Responding effectively rather than reacting impulsively is a key skill in managing interactions and situations both personally and professionally. Here are some steps to help cultivate a more thoughtful and effective response:

  1. Pause and Breathe: Before you do anything, take a moment to pause and take a few deep breaths. There is a literal health benefit from this as it activates the body's relaxation response through the parasympathetic nervous system and actually reduces cortisol, the stress hormone.

  2. Acknowledge Your Feelings: Recognize and label your emotions (Yes, label them! Its actually important so you are sure to recognize it for what it is the next time you feel it - this is an important aspect of self-awareness and understanding your triggers and responses to them). Are you angry, frustrated, hurt? Acknowledging your feelings to yourself helps in managing them and prevents them from controlling your response.

  3. Assess the Situation Objectively: Try to step back and view the situation from an outside perspective. Ask yourself what's actually happening, separating facts from your emotional interpretation.
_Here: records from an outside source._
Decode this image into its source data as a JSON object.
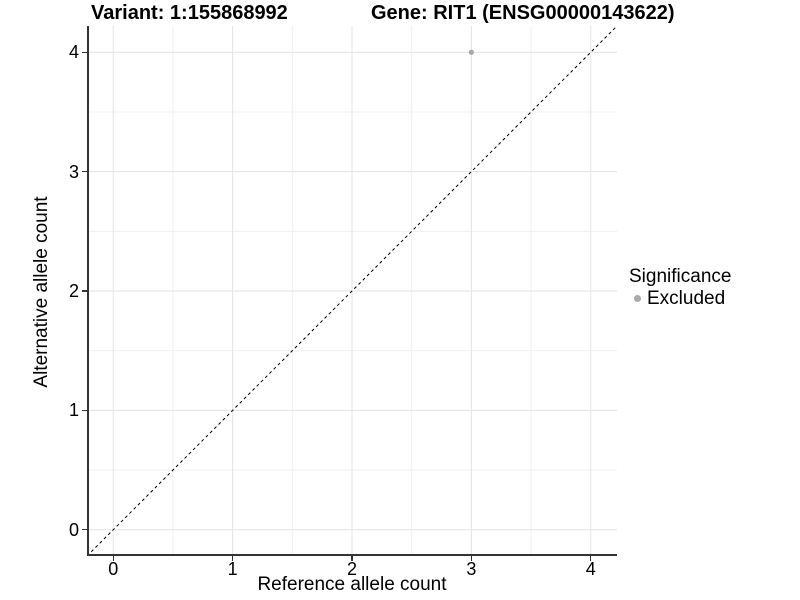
{
  "chart_data": {
    "type": "scatter",
    "titles": [
      "Variant: 1:155868992",
      "Gene: RIT1 (ENSG00000143622)"
    ],
    "xlabel": "Reference allele count",
    "ylabel": "Alternative allele count",
    "xlim": [
      -0.22,
      4.22
    ],
    "ylim": [
      -0.22,
      4.22
    ],
    "xticks": [
      0,
      1,
      2,
      3,
      4
    ],
    "yticks": [
      0,
      1,
      2,
      3,
      4
    ],
    "xminor_ticks": [
      0.5,
      1.5,
      2.5,
      3.5
    ],
    "yminor_ticks": [
      0.5,
      1.5,
      2.5,
      3.5
    ],
    "grid": true,
    "legend_position": "right",
    "series": [
      {
        "name": "Excluded",
        "color": "#a9a9a9",
        "points": [
          {
            "x": 3,
            "y": 4
          }
        ]
      }
    ],
    "reference_line": {
      "slope": 1,
      "intercept": 0,
      "style": "dashed",
      "color": "#000000"
    },
    "legend": {
      "title": "Significance",
      "items": [
        {
          "label": "Excluded",
          "color": "#a9a9a9"
        }
      ]
    }
  },
  "colors": {
    "background": "#ffffff",
    "text": "#000000",
    "axis": "#333333",
    "grid_major": "#e3e3e3",
    "grid_minor": "#f0f0f0"
  }
}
  4. Consider the Consequences: Think about what the potential outcomes would be based on how you responded. How will it affect you and others involved? Will it resolve the situation or escalate it? What are the short-term implications, long-term implications?

  5. Choose a Constructive Response: Based on your assessment, choose a response that is constructive and aligns with your values and goals. This might involve addressing the issue directly, seeking compromise, or sometimes choosing not to engage at all (this can be one of the hardest things - remember, confidence, experience, and skill are demonstrated through actions not words... If you have to say it, it's because your actions must not be - it's OK to not engage sometimes!).

  6. Communicate Clearly and Calmly: When you do need to respond, do so clearly and calmly. Use “I” statements to express how you feel without blaming or accusing others. For instance, "I feel upset when..." instead of "You make me upset because..." You must always consider, you MAY have mis-understood.

  7. Reflect and Learn: After the situation has passed, reflect on it. Consider what you learned from the experience and how you might handle similar situations in the future. This reflection can help you develop even greater response effectiveness over time.

Having thoughtful engagement with our internal self is empowering. It steers us away from the pitfalls of automatic reactions that can worsen conflicts or lead to greater misunderstandings. Instead, it endows us with the capacity to handle situations with understanding, empathy, and effectiveness. This approach isn't just about reining in our immediate reactions; it's about actively directing our energy towards responses that are beneficial and congruent with our personal and professional aspirations. In essence, taking that moment to pause and reflect before engaging allows us to create interactions that are more positive, meaningful, and effective in our lives.